Özeçoğlu şansımızı iyi kullanamadık
Sinan Özeçoğlu, Eskişehirspor Başkanı olduğunda tüm camia sevinmişti, herkesi bir umut kaplamıştı. Bu sadece iyi şeylerin olacağına dair bir inanç değildi. Şeffaf, hesap verebilir bir yönetim oluştuğunu da düşünüyorduk. Başlangıç güzeldi ama sonu öyle olmadı. Destek görmeyen Özeçoğlu, yalnız bırakıldı. Eskişehir Basket’i de finanse eden Özeçoğlu, sonunda yoruldu. Kısa süren başkanlık dönemi ‘yarım kalmış hikaye’ olarak görüldü. EsEs yine kongreye gidiyor, ismi yine gündemde… Dün kendisiyle görüştüm. Adaylığı düşünmediğini söyledi… Fikri değişir mi bilmiyorum… Özeçoğlu ile konuşurken o günleri yeniden hatırladım ve “Özeçoğlu şansımızı iyi kullanamadık” dedim.

Çorum Olayı’nda ikinci hata 
Haydar Çorum, CHP’li bir isim. Yerel seçimde aday adayı oldu. Mihalıççık adayı olarak gösterildi. Malıç ittifak kapsamında İYİ Parti’ye bırakılınca aday olamadı. Seçime DSP adayı olarak giren Çorum, büyük bir başarıya imza attı. Seçim sonunda “Yunus’un memleketinde kendini herkese sevdirmiş” dedik… Hatalar neler? İlki CHP İl Başkanı Abdülkadir Adar’a ait… Adar, seçimden hemen sonraki toplantıda henüz mazbata almadan Çorum’u ‘partisine’ davet etti. İkinci hata… CHP’li belediye başkanları Ankara’ya gitti. Heyette Haydar Çorum’da vardı. DSP’li Çorum… Manzara şık değil. Çorum daha fazla hataya neden olmadan CHP’ye geçse herkes için iyi olacak gibi…

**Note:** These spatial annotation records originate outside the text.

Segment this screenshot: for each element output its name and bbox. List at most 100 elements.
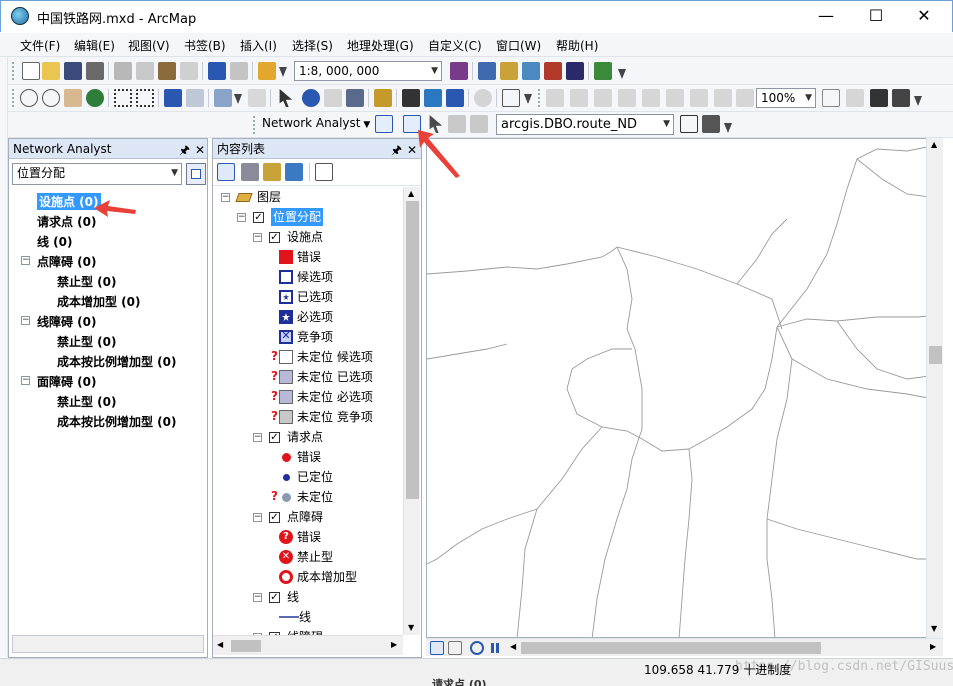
html-popup-icon[interactable] [346, 89, 364, 107]
zoom-out-icon[interactable] [42, 89, 60, 107]
paste-icon[interactable] [158, 62, 176, 80]
layer-visibility-checkbox[interactable]: ✓ [269, 512, 280, 523]
list-by-selection-icon[interactable] [285, 163, 303, 181]
menu-file[interactable]: 文件(F) [20, 37, 60, 54]
layer-name[interactable]: 线障碍 [287, 627, 323, 635]
chevron-up-icon[interactable]: ▲ [931, 140, 937, 149]
tree-expander-icon[interactable]: − [237, 213, 246, 222]
menu-geoprocessing[interactable]: 地理处理(G) [347, 37, 414, 54]
network-analyst-menu[interactable]: Network Analyst ▼ [262, 116, 370, 130]
table-of-contents-icon[interactable] [478, 62, 496, 80]
layer-name[interactable]: 设施点 [287, 227, 323, 247]
scrollbar-thumb[interactable] [406, 201, 419, 499]
network-analyst-class-item[interactable]: 线障碍 (0) [37, 313, 97, 330]
forward-arrow-icon[interactable] [186, 89, 204, 107]
menu-customize[interactable]: 自定义(C) [428, 37, 482, 54]
go-forward-extent-icon[interactable] [736, 89, 754, 107]
cut-icon[interactable] [114, 62, 132, 80]
menu-edit[interactable]: 编辑(E) [74, 37, 115, 54]
network-dataset-combo[interactable]: arcgis.DBO.route_ND ▼ [496, 114, 674, 135]
python-window-icon[interactable] [566, 62, 584, 80]
layer-name[interactable]: 图层 [257, 187, 281, 207]
hyperlink-icon[interactable] [324, 89, 342, 107]
find-route-icon[interactable] [424, 89, 442, 107]
data-view-icon[interactable] [430, 641, 444, 655]
tree-expander-icon[interactable]: − [253, 233, 262, 242]
maximize-button[interactable]: ☐ [853, 1, 899, 31]
scrollbar-thumb[interactable] [521, 642, 821, 654]
tree-expander-icon[interactable]: − [21, 256, 30, 265]
chevron-left-icon[interactable]: ◀ [510, 642, 516, 651]
print-icon[interactable] [86, 62, 104, 80]
toolbar-grip[interactable] [538, 89, 541, 107]
fixed-zoom-out-icon[interactable] [136, 89, 154, 107]
network-analyst-class-item[interactable]: 请求点 (0) [37, 213, 97, 230]
copy-icon[interactable] [136, 62, 154, 80]
time-slider-icon[interactable] [474, 89, 492, 107]
options-icon[interactable] [315, 163, 333, 181]
layout-zoom-combo[interactable]: 100% ▼ [756, 88, 816, 108]
save-icon[interactable] [64, 62, 82, 80]
list-by-drawing-order-icon[interactable] [217, 163, 235, 181]
menu-windows[interactable]: 窗口(W) [496, 37, 541, 54]
tree-expander-icon[interactable]: − [253, 593, 262, 602]
layer-name[interactable]: 请求点 [287, 427, 323, 447]
find-binoculars-icon[interactable] [402, 89, 420, 107]
focus-data-frame-icon[interactable] [846, 89, 864, 107]
menu-view[interactable]: 视图(V) [128, 37, 170, 54]
layout-pan-icon[interactable] [594, 89, 612, 107]
toolbar-grip[interactable] [12, 62, 15, 80]
layer-visibility-checkbox[interactable]: ✓ [269, 592, 280, 603]
horizontal-scrollbar[interactable]: ◀ ▶ [213, 635, 403, 655]
catalog-icon[interactable] [500, 62, 518, 80]
menu-help[interactable]: 帮助(H) [556, 37, 598, 54]
add-data-icon[interactable] [258, 62, 276, 80]
list-by-visibility-icon[interactable] [263, 163, 281, 181]
pause-drawing-icon[interactable] [488, 641, 502, 655]
tree-expander-icon[interactable]: − [21, 376, 30, 385]
search-window-icon[interactable] [522, 62, 540, 80]
chevron-right-icon[interactable]: ▶ [391, 640, 397, 649]
network-analyst-class-item[interactable]: 禁止型 (0) [57, 273, 117, 290]
chevron-left-icon[interactable]: ◀ [217, 640, 223, 649]
fixed-zoom-out-layout-icon[interactable] [690, 89, 708, 107]
menu-bookmarks[interactable]: 书签(B) [184, 37, 226, 54]
network-analyst-class-item[interactable]: 线 (0) [37, 233, 73, 250]
map-vertical-scrollbar[interactable]: ▲ ▼ [926, 138, 943, 638]
data-driven-pages-icon[interactable] [892, 89, 910, 107]
minimize-button[interactable]: — [803, 1, 849, 31]
zoom-in-icon[interactable] [20, 89, 38, 107]
map-display[interactable] [426, 138, 943, 638]
toolbar-options-icon[interactable] [524, 94, 532, 104]
go-to-xy-icon[interactable] [446, 89, 464, 107]
network-analyst-class-item[interactable]: 禁止型 (0) [57, 393, 117, 410]
analysis-layer-combo[interactable]: 位置分配 ▼ [12, 163, 182, 185]
network-analyst-class-item[interactable]: 禁止型 (0) [57, 333, 117, 350]
tree-expander-icon[interactable]: − [253, 433, 262, 442]
toolbar-options-icon[interactable] [618, 69, 626, 79]
tree-expander-icon[interactable]: − [221, 193, 230, 202]
layer-name[interactable]: 线 [287, 587, 299, 607]
select-elements-pointer-icon[interactable] [279, 89, 293, 107]
go-back-extent-icon[interactable] [714, 89, 732, 107]
list-by-source-icon[interactable] [241, 163, 259, 181]
scrollbar-thumb[interactable] [231, 640, 261, 652]
identify-icon[interactable] [302, 89, 320, 107]
network-analyst-class-item[interactable]: 面障碍 (0) [37, 373, 97, 390]
chevron-down-icon[interactable]: ▼ [408, 623, 414, 632]
zoom-100-percent-icon[interactable] [642, 89, 660, 107]
scrollbar-thumb[interactable] [929, 346, 942, 364]
close-panel-icon[interactable]: ✕ [195, 140, 205, 160]
network-analyst-class-item[interactable]: 成本增加型 (0) [57, 293, 141, 310]
network-identify-icon[interactable] [702, 115, 720, 133]
zoom-whole-page-icon[interactable] [618, 89, 636, 107]
layout-zoom-out-icon[interactable] [570, 89, 588, 107]
layer-name[interactable]: 点障碍 [287, 507, 323, 527]
new-document-icon[interactable] [22, 62, 40, 80]
tree-expander-icon[interactable]: − [21, 316, 30, 325]
open-folder-icon[interactable] [42, 62, 60, 80]
toolbar-options-icon[interactable] [914, 96, 922, 106]
add-data-dropdown-icon[interactable] [279, 67, 287, 77]
menu-insert[interactable]: 插入(I) [240, 37, 277, 54]
layer-name[interactable]: 位置分配 [271, 208, 324, 226]
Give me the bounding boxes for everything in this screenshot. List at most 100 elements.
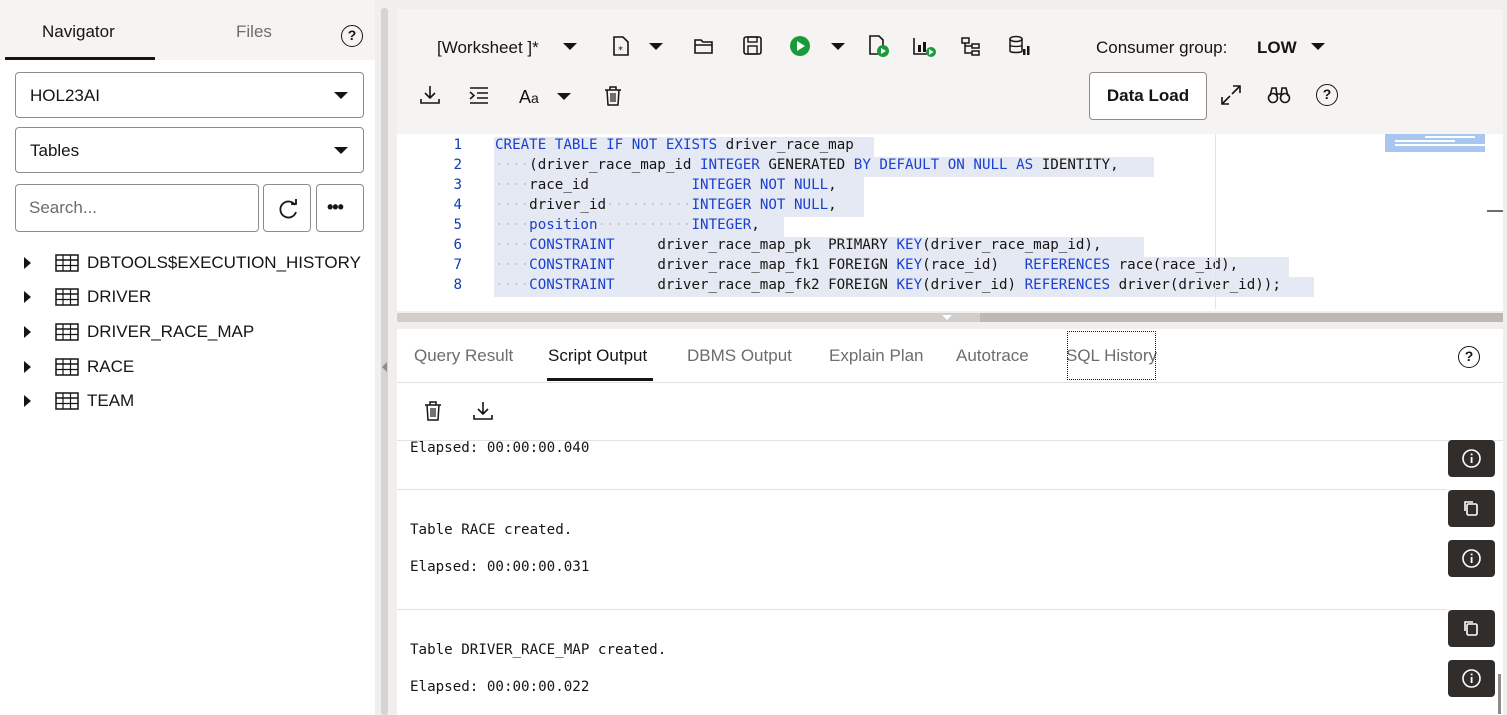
code-line[interactable]: 2 ····(driver_race_map_id INTEGER GENERAT…	[397, 157, 1503, 177]
clear-output-trash-icon[interactable]	[423, 400, 443, 422]
expand-caret-icon[interactable]	[24, 361, 31, 373]
code-line[interactable]: 1 CREATE TABLE IF NOT EXISTS driver_race_…	[397, 137, 1503, 157]
tree-item[interactable]: DRIVER	[20, 285, 151, 309]
font-case-icon[interactable]: Aa	[519, 87, 539, 108]
code-line[interactable]: 6 ····CONSTRAINT driver_race_map_pk PRIMA…	[397, 237, 1503, 257]
explain-plan-icon[interactable]	[912, 34, 938, 58]
consumer-group-label: Consumer group:	[1096, 38, 1228, 57]
code-line[interactable]: 3 ····race_id INTEGER NOT NULL,	[397, 177, 1503, 197]
trash-icon[interactable]	[603, 85, 623, 107]
tab-dbms-output[interactable]: DBMS Output	[687, 346, 792, 366]
output-tabs: Query Result Script Output DBMS Output E…	[397, 329, 1503, 383]
tree-item[interactable]: RACE	[20, 355, 134, 379]
new-worksheet-icon[interactable]: *	[610, 35, 632, 57]
expand-caret-icon[interactable]	[24, 257, 31, 269]
help-icon[interactable]: ?	[341, 25, 363, 47]
data-load-button[interactable]: Data Load	[1089, 72, 1207, 120]
line-number: 5	[453, 217, 462, 233]
worksheet-toolbar: [Worksheet ]* * Consumer group: LOW Aa D…	[397, 9, 1503, 134]
info-button[interactable]	[1448, 660, 1495, 697]
output-line: Elapsed: 00:00:00.022	[410, 679, 590, 695]
refresh-button[interactable]	[263, 184, 311, 232]
split-handle-icon[interactable]	[942, 315, 952, 320]
expand-caret-icon[interactable]	[24, 395, 31, 407]
table-icon	[55, 358, 79, 376]
chevron-down-icon[interactable]	[831, 43, 845, 50]
output-separator	[397, 489, 1447, 490]
line-number: 4	[453, 197, 462, 213]
line-number: 7	[453, 257, 462, 273]
tree-item[interactable]: DBTOOLS$EXECUTION_HISTORY	[20, 251, 361, 275]
run-script-icon[interactable]	[867, 34, 891, 58]
open-folder-icon[interactable]	[693, 36, 715, 56]
code-line[interactable]: 4 ····driver_id··········INTEGER NOT NULL…	[397, 197, 1503, 217]
code-text: ····driver_id··········INTEGER NOT NULL,	[495, 197, 837, 213]
output-line: Elapsed: 00:00:00.040	[410, 440, 590, 456]
worksheet-selector[interactable]: [Worksheet ]*	[437, 38, 539, 58]
code-text: ····CONSTRAINT driver_race_map_pk PRIMAR…	[495, 237, 1102, 253]
tab-explain-plan[interactable]: Explain Plan	[829, 346, 924, 366]
code-line[interactable]: 5 ····position···········INTEGER,	[397, 217, 1503, 237]
tree-item[interactable]: TEAM	[20, 389, 134, 413]
copy-button[interactable]	[1448, 490, 1495, 527]
scrollbar-thumb[interactable]	[980, 313, 1503, 322]
schema-select[interactable]: HOL23AI	[15, 72, 364, 118]
expand-icon[interactable]	[1220, 84, 1242, 106]
more-actions-button[interactable]: •••	[316, 184, 364, 232]
chevron-down-icon[interactable]	[563, 43, 577, 50]
svg-text:*: *	[618, 45, 623, 56]
collapse-arrow-icon[interactable]	[382, 362, 387, 372]
minimap-line	[1395, 144, 1485, 146]
run-statement-icon[interactable]	[789, 35, 811, 57]
find-binoculars-icon[interactable]	[1267, 85, 1291, 105]
code-text: ····(driver_race_map_id INTEGER GENERATE…	[495, 157, 1119, 173]
code-text: ····position···········INTEGER,	[495, 217, 760, 233]
expand-caret-icon[interactable]	[24, 291, 31, 303]
tab-script-output[interactable]: Script Output	[548, 346, 647, 366]
more-icon: •••	[327, 197, 344, 217]
download-icon[interactable]	[419, 84, 441, 106]
copy-icon	[1464, 621, 1478, 636]
refresh-icon	[279, 199, 297, 219]
info-button[interactable]	[1448, 540, 1495, 577]
line-number: 2	[453, 157, 462, 173]
tab-files[interactable]: Files	[236, 22, 272, 42]
download-output-icon[interactable]	[472, 400, 494, 422]
copy-button[interactable]	[1448, 610, 1495, 647]
line-number: 1	[453, 137, 462, 153]
expand-caret-icon[interactable]	[24, 326, 31, 338]
consumer-group-select[interactable]: LOW	[1257, 38, 1297, 58]
editor-horizontal-scrollbar[interactable]	[397, 313, 1503, 322]
editor-ruler	[1215, 134, 1216, 309]
table-icon	[55, 254, 79, 272]
format-indent-icon[interactable]	[468, 86, 490, 106]
help-icon[interactable]: ?	[1458, 346, 1480, 368]
tab-navigator[interactable]: Navigator	[42, 22, 115, 42]
focus-outline	[1067, 331, 1156, 380]
chevron-down-icon[interactable]	[1311, 43, 1325, 50]
output-scrollbar[interactable]	[1498, 674, 1501, 714]
code-line[interactable]: 8 ····CONSTRAINT driver_race_map_fk2 FORE…	[397, 277, 1503, 297]
table-icon	[55, 392, 79, 410]
tab-query-result[interactable]: Query Result	[414, 346, 513, 366]
tree-item[interactable]: DRIVER_RACE_MAP	[20, 320, 254, 344]
code-editor[interactable]: 1 CREATE TABLE IF NOT EXISTS driver_race_…	[397, 134, 1503, 309]
code-line[interactable]: 7 ····CONSTRAINT driver_race_map_fk1 FORE…	[397, 257, 1503, 277]
tab-autotrace[interactable]: Autotrace	[956, 346, 1029, 366]
code-text: ····CONSTRAINT driver_race_map_fk1 FOREI…	[495, 257, 1239, 273]
save-icon[interactable]	[742, 35, 764, 57]
sql-statistics-icon[interactable]	[1008, 35, 1032, 57]
chevron-down-icon[interactable]	[649, 43, 663, 50]
help-icon[interactable]: ?	[1316, 84, 1338, 106]
editor-minimap[interactable]	[1385, 134, 1485, 152]
code-text: ····CONSTRAINT driver_race_map_fk2 FOREI…	[495, 277, 1281, 293]
object-type-select[interactable]: Tables	[15, 127, 364, 173]
autotrace-icon[interactable]	[960, 36, 982, 56]
search-input[interactable]	[15, 184, 259, 232]
output-line: Elapsed: 00:00:00.031	[410, 559, 590, 575]
output-panel: Query Result Script Output DBMS Output E…	[397, 329, 1503, 715]
object-type-select-value: Tables	[30, 141, 80, 160]
schema-select-value: HOL23AI	[30, 86, 100, 105]
info-button[interactable]	[1448, 440, 1495, 477]
chevron-down-icon[interactable]	[557, 93, 571, 100]
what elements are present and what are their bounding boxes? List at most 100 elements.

AK Parti ‘parti’ olmaktan çıktı
Eskişehir’de kurulduğu günden bu yana sorun, sıkıntı, iç çekişme, şikayet, dedikodu bitmedi. Bitmek bir yana giderek arttı. Gelinen noktada bir partili il başkanını ulu orta inanılmaz iddialarla istifaya davet ediyor. Tehdit de ediyor… Kim yazdı, kim gönderdi? Parti açısından önemli değil. Önemli olan işin ‘bu noktaya’ gelmiş olmasıdır. AK Parti Eskişehir’de ‘dava partisi’ hüviyetinden hızla uzaklaştı hatta parti olma vasfını kaybetti. Bayramlaşmada kriz, iftarda sıkıntı, danışmada gerginlik… Böyle daha ne kadar, nereye gidilir bilmiyorum. Olan biten için “Pandora’nın Kutusu açıldı” diyeceğim ama Eskişehir’de o kutu hiç kapanmadı ki…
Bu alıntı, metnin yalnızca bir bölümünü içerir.